If you guessed oxide glasses, you would be right!
The inherent brittleness of oxide glasses is a well-known fact, and one that scientists are actively trying to circumvent. Many researchers have successfully used external treatments like chemical coatings to reduce brittleness, but these treatments can be costly and mainly protect against fracture rather than change the inherent brittleness of the glass.
Creating intrinsically crack-resistant oxide glasses would be ideal, and a recent CTT post looked at how researchers from Denmark and the United States increased an oxide glass’s microductility by hydrating the atomic network. Now, researchers from the University of California, Los Angeles, have presented another way to increase an oxide glass’s crack resistance—by infusing the glass with nanoparticles.
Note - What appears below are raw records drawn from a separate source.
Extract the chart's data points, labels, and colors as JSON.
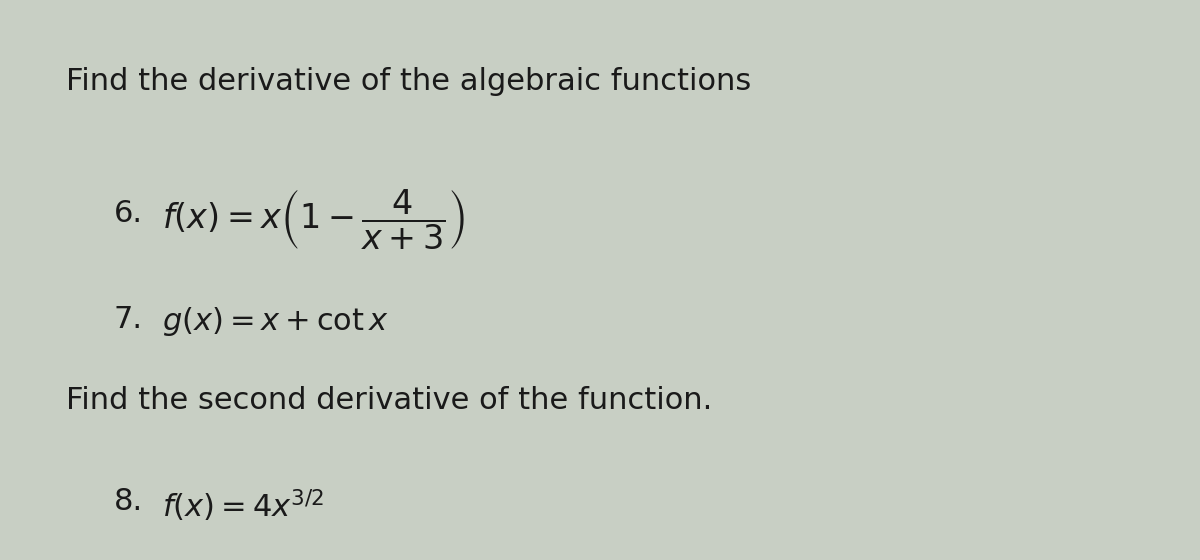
{
  "background_color": "#c8cfc4",
  "text_color": "#1a1a1a",
  "title_line": "Find the derivative of the algebraic functions",
  "item6_label": "6.",
  "item6_math": "$f(x) = x\\left(1 - \\dfrac{4}{x+3}\\right)$",
  "item7_label": "7.",
  "item7_math": "$g(x) = x + \\cot x$",
  "second_deriv_line": "Find the second derivative of the function.",
  "item8_label": "8.",
  "item8_math": "$f(x) = 4x^{3/2}$",
  "title_fontsize": 22,
  "item_fontsize": 22,
  "label_fontsize": 22
}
“While nanoelements may be added into glasses and ceramics to form nanocomposites with enhanced properties, it is extremely difficult to distribute and disperse them inside the liquid glass/ceramic matrix in traditional processing methods,” the researchers write in the paper.
However, nanoparticles have been successfully dispersed in molten metals before, so the researchers decided to see if this method worked for molten glasses as well.
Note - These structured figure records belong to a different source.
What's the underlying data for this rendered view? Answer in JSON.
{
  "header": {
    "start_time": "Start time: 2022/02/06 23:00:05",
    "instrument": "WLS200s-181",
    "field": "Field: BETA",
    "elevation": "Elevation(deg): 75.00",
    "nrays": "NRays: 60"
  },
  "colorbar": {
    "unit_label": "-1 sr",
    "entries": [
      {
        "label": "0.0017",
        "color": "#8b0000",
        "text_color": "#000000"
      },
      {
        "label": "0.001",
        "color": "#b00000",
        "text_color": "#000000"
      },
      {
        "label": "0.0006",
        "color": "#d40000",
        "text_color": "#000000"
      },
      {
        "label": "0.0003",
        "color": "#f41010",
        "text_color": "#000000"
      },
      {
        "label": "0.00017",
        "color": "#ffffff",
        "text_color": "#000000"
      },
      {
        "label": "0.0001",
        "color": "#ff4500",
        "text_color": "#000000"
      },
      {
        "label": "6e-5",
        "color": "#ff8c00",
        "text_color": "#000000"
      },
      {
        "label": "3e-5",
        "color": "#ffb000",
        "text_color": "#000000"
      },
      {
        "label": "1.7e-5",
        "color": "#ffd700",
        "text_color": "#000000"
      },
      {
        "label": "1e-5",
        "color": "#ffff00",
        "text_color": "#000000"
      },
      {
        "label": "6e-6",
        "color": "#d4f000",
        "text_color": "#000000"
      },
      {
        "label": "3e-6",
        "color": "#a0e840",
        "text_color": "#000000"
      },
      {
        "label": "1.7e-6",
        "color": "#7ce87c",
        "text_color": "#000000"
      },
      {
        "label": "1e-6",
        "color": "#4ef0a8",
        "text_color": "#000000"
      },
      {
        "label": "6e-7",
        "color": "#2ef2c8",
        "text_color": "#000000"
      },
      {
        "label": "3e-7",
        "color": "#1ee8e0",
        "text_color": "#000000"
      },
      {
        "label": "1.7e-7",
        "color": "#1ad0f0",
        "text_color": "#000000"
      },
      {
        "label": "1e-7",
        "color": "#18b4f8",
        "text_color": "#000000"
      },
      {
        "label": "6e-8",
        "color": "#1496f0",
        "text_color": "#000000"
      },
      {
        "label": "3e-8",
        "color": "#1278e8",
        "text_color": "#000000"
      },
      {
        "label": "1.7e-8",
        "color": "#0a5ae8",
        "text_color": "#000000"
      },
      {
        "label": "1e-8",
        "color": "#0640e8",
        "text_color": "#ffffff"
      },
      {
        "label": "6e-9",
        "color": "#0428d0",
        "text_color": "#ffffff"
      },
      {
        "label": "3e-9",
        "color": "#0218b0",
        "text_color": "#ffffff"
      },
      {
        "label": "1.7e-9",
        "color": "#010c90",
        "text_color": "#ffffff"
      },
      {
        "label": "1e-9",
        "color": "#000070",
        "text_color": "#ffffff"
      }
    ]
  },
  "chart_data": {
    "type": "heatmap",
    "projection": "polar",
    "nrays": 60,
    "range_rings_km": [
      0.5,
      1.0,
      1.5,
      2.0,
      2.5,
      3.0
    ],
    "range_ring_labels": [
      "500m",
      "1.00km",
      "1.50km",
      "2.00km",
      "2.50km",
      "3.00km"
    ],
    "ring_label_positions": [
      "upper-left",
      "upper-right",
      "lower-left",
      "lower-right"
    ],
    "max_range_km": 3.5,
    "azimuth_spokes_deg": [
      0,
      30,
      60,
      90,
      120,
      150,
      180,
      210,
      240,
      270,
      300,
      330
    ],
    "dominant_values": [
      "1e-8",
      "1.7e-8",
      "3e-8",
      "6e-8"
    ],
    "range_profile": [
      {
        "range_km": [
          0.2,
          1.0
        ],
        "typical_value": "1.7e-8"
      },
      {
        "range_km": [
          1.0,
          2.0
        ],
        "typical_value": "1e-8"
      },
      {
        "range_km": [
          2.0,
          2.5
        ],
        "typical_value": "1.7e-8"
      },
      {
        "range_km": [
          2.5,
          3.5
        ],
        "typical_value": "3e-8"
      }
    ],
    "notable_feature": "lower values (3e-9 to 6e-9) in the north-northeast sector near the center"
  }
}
They added silicon carbide nanoparticles into molten glass made from cordierite (2MgO•2Al2O3•5SiO2) and B2O3 at 1,650°C (3,000°F). This process caused the nanoparticles to evenly disperse.
The researchers attribute the resultant stabilization mechanism to three major factors:
- Energy barrier due to the wettability between nanoparticles and ceramic melt
- Attractive van der Waals potential between nanoparticles in the melt
- Thermal energy (kT)
When tested, samples with 30 vol% SiC nanoparticles (SC-30 samples) showed fracture toughness of 6.66 MPa m1/2, which is about five times higher than glass without SiC nanoparticles. The researchers say the nanoparticles act as roadblocks to potential fractures, forcing fractures to branch out into tiny networks rather than taking a straight path.
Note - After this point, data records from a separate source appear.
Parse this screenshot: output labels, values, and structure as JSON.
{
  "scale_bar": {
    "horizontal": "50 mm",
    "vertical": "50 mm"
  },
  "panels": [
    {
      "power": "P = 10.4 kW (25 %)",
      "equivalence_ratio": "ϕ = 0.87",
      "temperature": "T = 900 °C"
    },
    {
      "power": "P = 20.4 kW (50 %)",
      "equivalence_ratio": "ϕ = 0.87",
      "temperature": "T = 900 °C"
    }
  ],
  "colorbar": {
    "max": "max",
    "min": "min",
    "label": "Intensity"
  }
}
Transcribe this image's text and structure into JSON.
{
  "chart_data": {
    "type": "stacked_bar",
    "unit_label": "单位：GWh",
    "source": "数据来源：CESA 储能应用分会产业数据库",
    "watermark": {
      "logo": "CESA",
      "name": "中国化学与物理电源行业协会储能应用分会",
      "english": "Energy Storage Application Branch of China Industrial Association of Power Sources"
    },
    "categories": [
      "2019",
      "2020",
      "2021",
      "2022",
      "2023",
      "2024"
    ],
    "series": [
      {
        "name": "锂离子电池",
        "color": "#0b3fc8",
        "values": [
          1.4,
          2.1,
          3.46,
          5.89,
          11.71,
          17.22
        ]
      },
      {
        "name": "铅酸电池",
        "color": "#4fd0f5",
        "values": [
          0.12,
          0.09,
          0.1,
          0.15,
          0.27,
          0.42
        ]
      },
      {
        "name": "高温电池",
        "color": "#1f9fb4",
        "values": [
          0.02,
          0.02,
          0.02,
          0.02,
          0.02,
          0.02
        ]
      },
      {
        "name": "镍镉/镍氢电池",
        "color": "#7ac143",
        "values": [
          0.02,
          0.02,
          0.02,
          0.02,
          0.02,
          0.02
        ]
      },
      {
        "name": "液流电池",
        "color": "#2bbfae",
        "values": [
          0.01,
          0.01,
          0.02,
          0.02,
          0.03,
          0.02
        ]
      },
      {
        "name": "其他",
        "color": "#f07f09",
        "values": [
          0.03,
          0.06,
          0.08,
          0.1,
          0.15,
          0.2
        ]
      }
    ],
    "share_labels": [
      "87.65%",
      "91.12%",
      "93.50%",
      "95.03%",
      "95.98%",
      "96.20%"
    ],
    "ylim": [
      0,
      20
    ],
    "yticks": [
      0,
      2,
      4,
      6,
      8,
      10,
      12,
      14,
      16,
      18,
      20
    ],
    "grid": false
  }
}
The SC-30 samples also showed a stress-modulus relationship close to E/14, which is close to the theoretical value of E/10. This value is far closer to the theoretical limit than many other inorganic glasses, single crystal ceramics, and nanocrystalline ceramics reported so far. For example, single crystal silicon nitride is around E/32, and nanocrystalline boron carbide is around E/30.
A UCLA press release notes that the glass used in the experiment was somewhat milky rather than clear. However, Xiaochun Li, principal investigator and professor of materials science and engineering at UCLA, says the process could be adapted to create clear glass.
The paper, published in Advanced Materials, is “Strong and tough glass with self-dispersed nanoparticles via solidification” (DOI: 10.1002/adma.201901803).